Control of gene expression occurs via various routes within cells but one of the most efficient means is control that acts at the level of the initiation of transcription. Transcription initiation involves RNA polymerase binding to the promoter associated with a gene or operon. Transcription factors, by binding to DNA, either increase or decrease the ability of RNA polymerase to bind or otherwise catalyze transcription.
This transcription factor binding specifically occurs in the promoter or enhancer regions of a gene. By using transcription factors to control gene expression, cells can modify the expression of multiple genes simultaneously, i.e., through the production of individual transcription factors that bind to DNA in the vicinity of multiple genes. See also transcriptional regulation.
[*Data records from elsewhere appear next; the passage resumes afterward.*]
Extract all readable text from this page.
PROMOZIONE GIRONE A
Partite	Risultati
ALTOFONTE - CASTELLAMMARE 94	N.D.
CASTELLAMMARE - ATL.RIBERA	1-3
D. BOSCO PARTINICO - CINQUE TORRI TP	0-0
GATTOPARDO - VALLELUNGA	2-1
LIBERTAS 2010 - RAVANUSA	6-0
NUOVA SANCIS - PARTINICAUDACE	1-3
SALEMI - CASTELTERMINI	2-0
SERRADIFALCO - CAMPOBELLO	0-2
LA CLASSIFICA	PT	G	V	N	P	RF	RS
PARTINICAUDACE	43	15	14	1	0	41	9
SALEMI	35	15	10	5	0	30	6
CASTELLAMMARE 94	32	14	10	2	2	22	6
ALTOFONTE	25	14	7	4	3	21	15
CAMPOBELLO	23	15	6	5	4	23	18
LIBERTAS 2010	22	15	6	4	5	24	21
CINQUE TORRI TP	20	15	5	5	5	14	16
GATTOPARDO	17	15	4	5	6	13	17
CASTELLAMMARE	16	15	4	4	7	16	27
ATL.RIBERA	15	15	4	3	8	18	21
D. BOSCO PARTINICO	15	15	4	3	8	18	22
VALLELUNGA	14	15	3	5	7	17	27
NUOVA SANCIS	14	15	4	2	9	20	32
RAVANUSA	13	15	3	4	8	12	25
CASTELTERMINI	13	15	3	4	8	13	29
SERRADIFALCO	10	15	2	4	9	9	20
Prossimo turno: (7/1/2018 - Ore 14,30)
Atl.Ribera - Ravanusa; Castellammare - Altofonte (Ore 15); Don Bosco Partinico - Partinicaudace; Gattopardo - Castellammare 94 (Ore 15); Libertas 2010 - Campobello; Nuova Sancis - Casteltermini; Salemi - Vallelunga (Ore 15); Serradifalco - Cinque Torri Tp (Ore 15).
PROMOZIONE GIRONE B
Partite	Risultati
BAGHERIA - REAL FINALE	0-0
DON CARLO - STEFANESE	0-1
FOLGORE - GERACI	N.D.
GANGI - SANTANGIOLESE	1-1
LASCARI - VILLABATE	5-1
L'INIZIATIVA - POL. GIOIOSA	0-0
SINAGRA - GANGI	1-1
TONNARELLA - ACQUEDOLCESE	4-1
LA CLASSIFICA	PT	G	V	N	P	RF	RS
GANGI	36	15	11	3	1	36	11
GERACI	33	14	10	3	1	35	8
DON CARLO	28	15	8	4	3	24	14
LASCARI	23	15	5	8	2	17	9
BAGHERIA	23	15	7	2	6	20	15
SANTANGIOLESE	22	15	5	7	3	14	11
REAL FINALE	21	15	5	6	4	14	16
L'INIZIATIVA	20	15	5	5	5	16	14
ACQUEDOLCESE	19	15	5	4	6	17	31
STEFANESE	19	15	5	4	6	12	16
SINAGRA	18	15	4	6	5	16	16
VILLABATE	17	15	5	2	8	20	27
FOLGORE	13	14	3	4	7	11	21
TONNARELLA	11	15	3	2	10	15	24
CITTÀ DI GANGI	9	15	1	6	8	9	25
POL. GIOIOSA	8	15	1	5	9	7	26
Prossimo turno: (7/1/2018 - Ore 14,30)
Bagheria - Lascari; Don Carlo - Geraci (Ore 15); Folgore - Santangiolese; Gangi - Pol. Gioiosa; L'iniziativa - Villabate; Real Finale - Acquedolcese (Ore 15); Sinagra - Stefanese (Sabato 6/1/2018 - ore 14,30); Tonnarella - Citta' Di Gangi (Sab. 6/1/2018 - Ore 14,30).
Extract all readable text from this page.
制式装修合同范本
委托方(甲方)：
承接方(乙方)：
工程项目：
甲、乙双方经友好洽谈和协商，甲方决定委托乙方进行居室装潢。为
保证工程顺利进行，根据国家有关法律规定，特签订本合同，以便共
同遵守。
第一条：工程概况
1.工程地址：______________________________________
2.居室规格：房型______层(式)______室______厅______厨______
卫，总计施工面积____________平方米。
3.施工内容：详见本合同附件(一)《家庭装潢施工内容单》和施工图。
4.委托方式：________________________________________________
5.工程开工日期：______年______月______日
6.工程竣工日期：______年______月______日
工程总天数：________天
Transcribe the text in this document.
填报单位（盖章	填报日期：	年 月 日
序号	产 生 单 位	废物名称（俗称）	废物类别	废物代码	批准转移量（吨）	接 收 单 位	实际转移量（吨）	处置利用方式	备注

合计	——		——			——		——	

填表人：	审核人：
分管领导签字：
The use of transcription factors by cells as signaling molecules can be somewhat similar to use of hormones by bodies, where a given hormone can move somewhat widely about the body just as a transcription factor may move somewhat widely about the cell. There also can be multiple targets of hormones as well as multiple, different responses by the individual targets of a hormone, just as can be the case for transcription factors and their impact on the expression of different genes. Also as with hormones, not all transcription factors are so widely acting in their impact, though still can impact multiple copies of the same gene just as hormones that are limited in their impact to a single cell type can still impact multiple cells.
RNA polymerase, once bound to a promoter, can then proceed to the elongation step of transcription, that is, unless further, negative transcriptional control mechanisms exist such as repressor binding to operators, where repressor molecules themselves are examples of transcription factors.